In Marmorato’s case, she had varicose veins all around her uterus and bladder. They developed because the vein that drains blood from the left side of her pelvis wasn’t functioning properly, so the blood was pooling inside her.
In addition to cramping, Meek said patients often describe the symptoms as a heaviness, pain or pressure in the pelvis that gets worse toward the end of the day and feels relieved when lying down. Intercourse and menstruation make the symptoms worse.
Meek said that among patients with pelvic pain, pelvic congestion syndrome is the culprit up to 30 percent of the time.

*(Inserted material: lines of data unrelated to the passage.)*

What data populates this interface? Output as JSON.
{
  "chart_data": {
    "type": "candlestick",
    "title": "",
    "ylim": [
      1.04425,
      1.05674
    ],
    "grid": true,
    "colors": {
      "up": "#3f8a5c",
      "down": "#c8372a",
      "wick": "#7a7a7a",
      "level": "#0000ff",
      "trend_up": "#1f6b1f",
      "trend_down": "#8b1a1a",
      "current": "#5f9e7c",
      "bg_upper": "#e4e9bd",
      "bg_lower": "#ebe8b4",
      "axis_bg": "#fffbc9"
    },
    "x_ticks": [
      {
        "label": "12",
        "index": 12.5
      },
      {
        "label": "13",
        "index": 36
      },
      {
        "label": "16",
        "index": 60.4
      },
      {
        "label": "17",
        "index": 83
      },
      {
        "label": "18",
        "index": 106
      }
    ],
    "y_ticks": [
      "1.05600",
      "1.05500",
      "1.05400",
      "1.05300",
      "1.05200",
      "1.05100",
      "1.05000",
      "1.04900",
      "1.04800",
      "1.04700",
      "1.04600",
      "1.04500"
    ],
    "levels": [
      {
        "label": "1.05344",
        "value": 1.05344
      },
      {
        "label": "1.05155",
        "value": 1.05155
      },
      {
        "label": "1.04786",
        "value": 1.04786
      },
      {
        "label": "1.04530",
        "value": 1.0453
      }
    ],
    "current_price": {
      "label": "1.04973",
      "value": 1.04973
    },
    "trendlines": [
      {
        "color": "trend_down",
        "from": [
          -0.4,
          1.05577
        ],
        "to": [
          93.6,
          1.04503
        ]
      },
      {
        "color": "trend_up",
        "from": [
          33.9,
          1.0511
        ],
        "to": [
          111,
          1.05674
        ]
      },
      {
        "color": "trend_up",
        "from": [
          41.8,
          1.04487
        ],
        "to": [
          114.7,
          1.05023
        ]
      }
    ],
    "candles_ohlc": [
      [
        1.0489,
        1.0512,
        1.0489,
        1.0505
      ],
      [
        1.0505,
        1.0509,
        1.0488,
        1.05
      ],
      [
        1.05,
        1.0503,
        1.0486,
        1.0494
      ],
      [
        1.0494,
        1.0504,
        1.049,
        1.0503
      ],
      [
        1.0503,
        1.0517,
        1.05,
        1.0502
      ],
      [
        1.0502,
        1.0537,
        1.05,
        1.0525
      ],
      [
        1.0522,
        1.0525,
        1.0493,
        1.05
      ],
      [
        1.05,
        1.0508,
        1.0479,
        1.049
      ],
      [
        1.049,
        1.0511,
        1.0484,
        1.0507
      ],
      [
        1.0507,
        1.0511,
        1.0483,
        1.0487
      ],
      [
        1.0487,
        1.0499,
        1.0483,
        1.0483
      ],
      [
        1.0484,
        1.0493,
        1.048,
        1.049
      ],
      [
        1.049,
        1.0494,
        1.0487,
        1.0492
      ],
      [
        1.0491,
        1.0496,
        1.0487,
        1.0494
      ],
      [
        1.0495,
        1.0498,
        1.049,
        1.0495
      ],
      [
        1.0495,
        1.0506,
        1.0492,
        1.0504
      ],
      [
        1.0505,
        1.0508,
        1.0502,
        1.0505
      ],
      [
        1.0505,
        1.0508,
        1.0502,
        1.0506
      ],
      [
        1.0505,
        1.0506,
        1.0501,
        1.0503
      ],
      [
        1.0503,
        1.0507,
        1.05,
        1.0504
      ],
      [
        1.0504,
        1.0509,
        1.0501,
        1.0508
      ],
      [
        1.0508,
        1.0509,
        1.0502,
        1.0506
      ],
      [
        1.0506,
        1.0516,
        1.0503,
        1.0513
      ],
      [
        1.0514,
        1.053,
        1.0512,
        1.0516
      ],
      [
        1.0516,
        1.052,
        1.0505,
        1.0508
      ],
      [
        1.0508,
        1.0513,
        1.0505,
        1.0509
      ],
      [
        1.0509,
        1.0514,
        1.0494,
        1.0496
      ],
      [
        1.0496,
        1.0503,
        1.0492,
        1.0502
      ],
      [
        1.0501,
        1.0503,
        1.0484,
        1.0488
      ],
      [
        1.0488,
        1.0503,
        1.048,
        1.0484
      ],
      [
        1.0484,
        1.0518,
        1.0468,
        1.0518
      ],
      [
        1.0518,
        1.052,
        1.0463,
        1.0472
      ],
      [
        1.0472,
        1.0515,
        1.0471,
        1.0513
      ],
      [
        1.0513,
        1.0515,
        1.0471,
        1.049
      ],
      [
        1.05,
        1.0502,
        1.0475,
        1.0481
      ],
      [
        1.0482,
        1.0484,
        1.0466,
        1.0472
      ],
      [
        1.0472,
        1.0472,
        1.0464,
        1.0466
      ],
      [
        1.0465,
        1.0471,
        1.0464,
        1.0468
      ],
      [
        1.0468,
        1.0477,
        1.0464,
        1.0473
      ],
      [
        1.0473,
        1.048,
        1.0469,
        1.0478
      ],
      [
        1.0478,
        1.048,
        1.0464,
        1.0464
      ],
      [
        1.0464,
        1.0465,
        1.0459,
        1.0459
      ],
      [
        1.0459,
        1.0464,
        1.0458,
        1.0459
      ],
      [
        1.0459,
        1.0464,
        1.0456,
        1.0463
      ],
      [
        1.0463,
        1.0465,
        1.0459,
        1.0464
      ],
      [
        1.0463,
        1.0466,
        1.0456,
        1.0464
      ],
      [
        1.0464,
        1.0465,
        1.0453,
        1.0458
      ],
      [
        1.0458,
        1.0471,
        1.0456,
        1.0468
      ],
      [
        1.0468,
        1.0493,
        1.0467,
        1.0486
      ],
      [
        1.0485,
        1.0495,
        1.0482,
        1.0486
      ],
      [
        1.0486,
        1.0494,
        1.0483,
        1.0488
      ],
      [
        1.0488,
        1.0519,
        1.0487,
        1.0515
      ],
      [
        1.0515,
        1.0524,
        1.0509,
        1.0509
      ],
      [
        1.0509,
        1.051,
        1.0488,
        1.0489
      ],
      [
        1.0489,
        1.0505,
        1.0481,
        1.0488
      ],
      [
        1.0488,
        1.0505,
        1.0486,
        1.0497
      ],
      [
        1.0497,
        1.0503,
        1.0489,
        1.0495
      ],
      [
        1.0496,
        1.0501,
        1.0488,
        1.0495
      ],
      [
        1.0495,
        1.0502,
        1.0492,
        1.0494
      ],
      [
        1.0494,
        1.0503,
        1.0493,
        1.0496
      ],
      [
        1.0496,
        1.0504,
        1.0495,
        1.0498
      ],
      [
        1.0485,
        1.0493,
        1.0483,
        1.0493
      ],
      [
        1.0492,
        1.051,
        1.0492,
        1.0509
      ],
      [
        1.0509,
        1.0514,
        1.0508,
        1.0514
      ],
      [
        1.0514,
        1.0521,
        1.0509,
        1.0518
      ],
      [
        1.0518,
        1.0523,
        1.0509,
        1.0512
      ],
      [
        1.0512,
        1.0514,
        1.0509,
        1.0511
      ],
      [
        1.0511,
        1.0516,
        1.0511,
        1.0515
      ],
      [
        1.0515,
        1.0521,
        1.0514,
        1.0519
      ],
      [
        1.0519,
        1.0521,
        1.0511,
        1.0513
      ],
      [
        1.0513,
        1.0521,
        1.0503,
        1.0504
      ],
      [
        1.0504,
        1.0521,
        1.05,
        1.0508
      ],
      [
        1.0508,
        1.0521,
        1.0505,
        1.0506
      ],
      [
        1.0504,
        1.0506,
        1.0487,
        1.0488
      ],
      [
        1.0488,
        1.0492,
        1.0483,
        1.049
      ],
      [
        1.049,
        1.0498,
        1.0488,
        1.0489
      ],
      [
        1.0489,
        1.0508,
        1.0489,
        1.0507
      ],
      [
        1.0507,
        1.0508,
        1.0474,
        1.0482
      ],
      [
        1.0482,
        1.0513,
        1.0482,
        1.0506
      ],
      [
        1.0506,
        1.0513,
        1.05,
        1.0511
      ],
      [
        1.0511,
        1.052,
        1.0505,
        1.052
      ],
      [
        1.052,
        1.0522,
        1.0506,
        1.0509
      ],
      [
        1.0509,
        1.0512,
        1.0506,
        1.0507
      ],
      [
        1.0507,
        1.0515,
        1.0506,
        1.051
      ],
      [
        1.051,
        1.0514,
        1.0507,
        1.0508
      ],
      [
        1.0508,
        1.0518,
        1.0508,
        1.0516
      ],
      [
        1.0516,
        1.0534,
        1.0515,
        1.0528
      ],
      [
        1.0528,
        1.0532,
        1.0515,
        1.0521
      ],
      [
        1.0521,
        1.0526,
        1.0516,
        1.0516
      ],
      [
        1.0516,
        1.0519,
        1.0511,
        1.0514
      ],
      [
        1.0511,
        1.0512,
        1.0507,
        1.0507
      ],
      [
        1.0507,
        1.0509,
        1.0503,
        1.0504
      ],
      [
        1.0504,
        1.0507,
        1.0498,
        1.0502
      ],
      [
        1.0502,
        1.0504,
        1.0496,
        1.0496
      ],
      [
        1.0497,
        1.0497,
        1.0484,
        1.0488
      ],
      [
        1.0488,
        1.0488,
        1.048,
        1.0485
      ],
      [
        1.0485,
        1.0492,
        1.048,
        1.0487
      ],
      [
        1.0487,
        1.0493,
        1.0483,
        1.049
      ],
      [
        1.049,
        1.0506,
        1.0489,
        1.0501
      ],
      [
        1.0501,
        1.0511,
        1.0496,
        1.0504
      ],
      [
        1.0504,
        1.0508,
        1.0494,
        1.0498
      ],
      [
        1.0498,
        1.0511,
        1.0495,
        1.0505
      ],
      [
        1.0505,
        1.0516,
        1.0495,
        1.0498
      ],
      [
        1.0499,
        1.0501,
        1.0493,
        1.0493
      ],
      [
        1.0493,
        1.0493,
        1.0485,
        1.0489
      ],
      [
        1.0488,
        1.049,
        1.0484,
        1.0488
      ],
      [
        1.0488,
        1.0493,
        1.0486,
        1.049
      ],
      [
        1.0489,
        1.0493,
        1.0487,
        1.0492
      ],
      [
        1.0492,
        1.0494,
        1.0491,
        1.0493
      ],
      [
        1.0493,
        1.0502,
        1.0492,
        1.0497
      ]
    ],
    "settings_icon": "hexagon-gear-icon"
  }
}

“It’s common, but people don’t know about it. The good thing is that it can be treated,” Meek said.
There can be many causes of pelvic pain, so narrowing down a pelvic congestion syndrome diagnosis can take time. Thankfully, however, the fix is simple. Meek used minimally invasive surgery that allowed her to thread a catheter through Marmorato’s right femoral vein to the malfunctioning vein and apply a medication that burned it closed. This forced the blood to flow in the correct direction and stop pooling in her pelvis.
Marmorato said it was a relief to see Meek spring into action with a clear plan that would relieve the pain and not affect her fertility. A previous physician had told her that might not be possible.
“My dream has always been to be a mother and a wife,” Marmorato said. “And when they told me that the chances of that happening weren’t very likely, I was devastated. I had never been that upset before.”
Meek said patients usually feel pain for three to five days after the procedure then gradually feel better.
A month after her surgery Marmorato was pain free and had just returned from a vacation cruise when she returned for a checkup
“I feel great,” Marmorato said. “I feel very happy. I feel like great weight has been lifted.”
Meek works out of the Interventional Radiology Clinic at UAMS.